Preparing Students to Learn: Although most students don't spend enough
time on task, the quality of the effort is what really matters. Instead of training
students to memorize isolated terms and definitions and to "study" by merely
reading assigned materials for a first or second time, students need to be trained in
every class "specific methods of learning and metacognition," such as reciting
instead of rereading (119). (See, for example, "Deep Learning, Surface
Learning," AAHE Bulletin 45.8 (1993): 10-13.) Assessing learning
skills with a tool like the LASSI for systematic diagnosis of students' incoming and
outgoing skills would help establish learning as the primary business of the college.
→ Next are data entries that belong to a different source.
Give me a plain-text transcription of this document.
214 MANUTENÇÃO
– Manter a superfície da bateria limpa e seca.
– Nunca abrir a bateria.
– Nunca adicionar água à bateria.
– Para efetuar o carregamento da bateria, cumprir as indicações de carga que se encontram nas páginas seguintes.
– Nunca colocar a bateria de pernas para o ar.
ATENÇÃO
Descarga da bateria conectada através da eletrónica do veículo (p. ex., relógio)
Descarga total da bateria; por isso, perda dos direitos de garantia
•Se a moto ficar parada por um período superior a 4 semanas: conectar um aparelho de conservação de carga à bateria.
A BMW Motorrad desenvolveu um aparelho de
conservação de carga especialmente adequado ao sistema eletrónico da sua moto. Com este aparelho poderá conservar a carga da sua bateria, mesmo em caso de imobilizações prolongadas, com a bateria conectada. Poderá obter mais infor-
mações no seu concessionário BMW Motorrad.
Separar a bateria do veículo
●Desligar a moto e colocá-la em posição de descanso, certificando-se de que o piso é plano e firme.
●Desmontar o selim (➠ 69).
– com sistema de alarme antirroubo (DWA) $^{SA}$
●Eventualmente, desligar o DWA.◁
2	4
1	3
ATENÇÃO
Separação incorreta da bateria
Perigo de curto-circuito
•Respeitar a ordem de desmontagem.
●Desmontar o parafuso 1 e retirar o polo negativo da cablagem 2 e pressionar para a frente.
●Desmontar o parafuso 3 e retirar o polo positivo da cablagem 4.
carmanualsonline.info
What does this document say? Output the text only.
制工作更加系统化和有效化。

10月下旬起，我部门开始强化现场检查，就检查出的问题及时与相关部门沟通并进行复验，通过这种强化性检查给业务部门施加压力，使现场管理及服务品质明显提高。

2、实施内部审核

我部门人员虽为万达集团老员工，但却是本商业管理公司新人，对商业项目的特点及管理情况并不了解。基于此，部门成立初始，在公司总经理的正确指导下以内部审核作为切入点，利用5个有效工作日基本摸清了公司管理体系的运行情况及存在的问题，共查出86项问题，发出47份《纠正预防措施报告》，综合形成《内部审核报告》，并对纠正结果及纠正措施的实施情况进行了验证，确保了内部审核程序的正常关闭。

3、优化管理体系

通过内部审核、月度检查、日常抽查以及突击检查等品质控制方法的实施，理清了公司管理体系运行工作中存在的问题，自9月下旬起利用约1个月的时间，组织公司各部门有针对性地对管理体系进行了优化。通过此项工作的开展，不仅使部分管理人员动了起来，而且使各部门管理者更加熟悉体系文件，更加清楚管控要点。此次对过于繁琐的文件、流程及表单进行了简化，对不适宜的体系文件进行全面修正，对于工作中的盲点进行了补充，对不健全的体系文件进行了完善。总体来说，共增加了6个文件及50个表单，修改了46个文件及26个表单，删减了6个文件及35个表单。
"Developmental Academic Advising": Instead of the isolation
and 15 minutes of registration activity typical of higher education, which supports
sorting and scrapping of high percentages of students, advising for retention of students
involves "thorough assessment of a student's characteristics and feedback, guidance,
and mentoring from trained advisers throughout the college" (120).
Scrapping students costs an institution ethically and financially in lost tuition and
state matching funds, alumni gifts, recruiting new students to replace the attrition.
Even a 5% increase in retention could recoup thousands of dollars for an
institution, leading to "educational solvency" (127-128). Education is
second only to the family in its impact on individual lives (128). Our challenge as
an industry is to produce "a nation of self-aware, enthusiastic, and skilled critical
thinkers," to produce "humane citizens--men and women of wisdom--who can
interact effectively with others in the workplace and the community" (149).